Small company investors: the missing ingredient

The fact that just one business, Trapoil, has floated on AIM to date this year says it all about the dire state of investment appetite for small companies.

It’s all very well for our politicians to pay lip service to the importance of helping this sector, but now is the time for action.

There are faint stirrings. In the usual leaks ahead of next week’s Budget, it is being reported that Osborne and co are looking to extend the scope of the Enterprise Investment Scheme.

This is all very well, and one must applaud the lobbying power of the EIS Association, but it does not go to the heart of the problem.

Instead, how does the government encourage a much wider range of investors – other than the select few who are trying to get away from paying vast income tax bills – into taking small company investment seriously without the Exchequer correspondingly losing large amounts of revenue? Elementary, my dear Osborne.

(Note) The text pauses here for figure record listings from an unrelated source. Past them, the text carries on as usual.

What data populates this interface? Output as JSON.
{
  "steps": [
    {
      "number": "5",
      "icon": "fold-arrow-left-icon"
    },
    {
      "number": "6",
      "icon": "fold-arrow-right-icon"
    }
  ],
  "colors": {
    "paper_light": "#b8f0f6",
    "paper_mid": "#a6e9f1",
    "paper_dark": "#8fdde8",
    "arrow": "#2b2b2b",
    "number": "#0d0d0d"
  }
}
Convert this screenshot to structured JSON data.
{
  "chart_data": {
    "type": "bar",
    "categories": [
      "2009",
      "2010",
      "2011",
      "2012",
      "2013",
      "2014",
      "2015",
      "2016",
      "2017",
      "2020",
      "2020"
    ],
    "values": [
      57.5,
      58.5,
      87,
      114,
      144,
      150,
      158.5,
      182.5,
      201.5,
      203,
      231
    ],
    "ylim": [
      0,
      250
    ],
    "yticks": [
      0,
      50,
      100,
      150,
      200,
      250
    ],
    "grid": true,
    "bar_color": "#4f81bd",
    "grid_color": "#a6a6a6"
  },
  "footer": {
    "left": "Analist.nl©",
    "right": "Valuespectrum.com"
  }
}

The beauty of Capital Gains Tax is that you only pay it if the business has been successful. A small company doing well will naturally generate more tax revenue, be it in the form of Corporate, PAYE, or CGT from its investors. In each case, the Exchequer has not had to lay out one single penny (nb this is not so with EIS) to generate more cash for its coffers.

So how can this economical CGT device be used to breathe life into the small company body corporate? Easy.

Set a very low rate of CGT (ie ten per cent) as a reward to all those who are prepared to take the risk of investing in companies with a value of less than £25m. This would cover most companies that are thinking of coming to AIM or PLUS as well as many thousands who prefer to stay in the private arena.

At the moment, an investor pays the same amount of CGT whether he or she makes a gain in Shell or Trapoil. I wonder which you would choose? Then again, if you received a financial recognition from HMRC for your investment in the smaller company, you would think again wouldn’t you?

Beneficial rates of CGT served the small company scene and the Exchequer well in the 1990s and will always do so.

Come on George. When you get to your feet next Wednesday, instead of blathering on about delivering a Budget for growth, give yourself more revenue, and reward the investor at the same time. That’ll get your mojo working.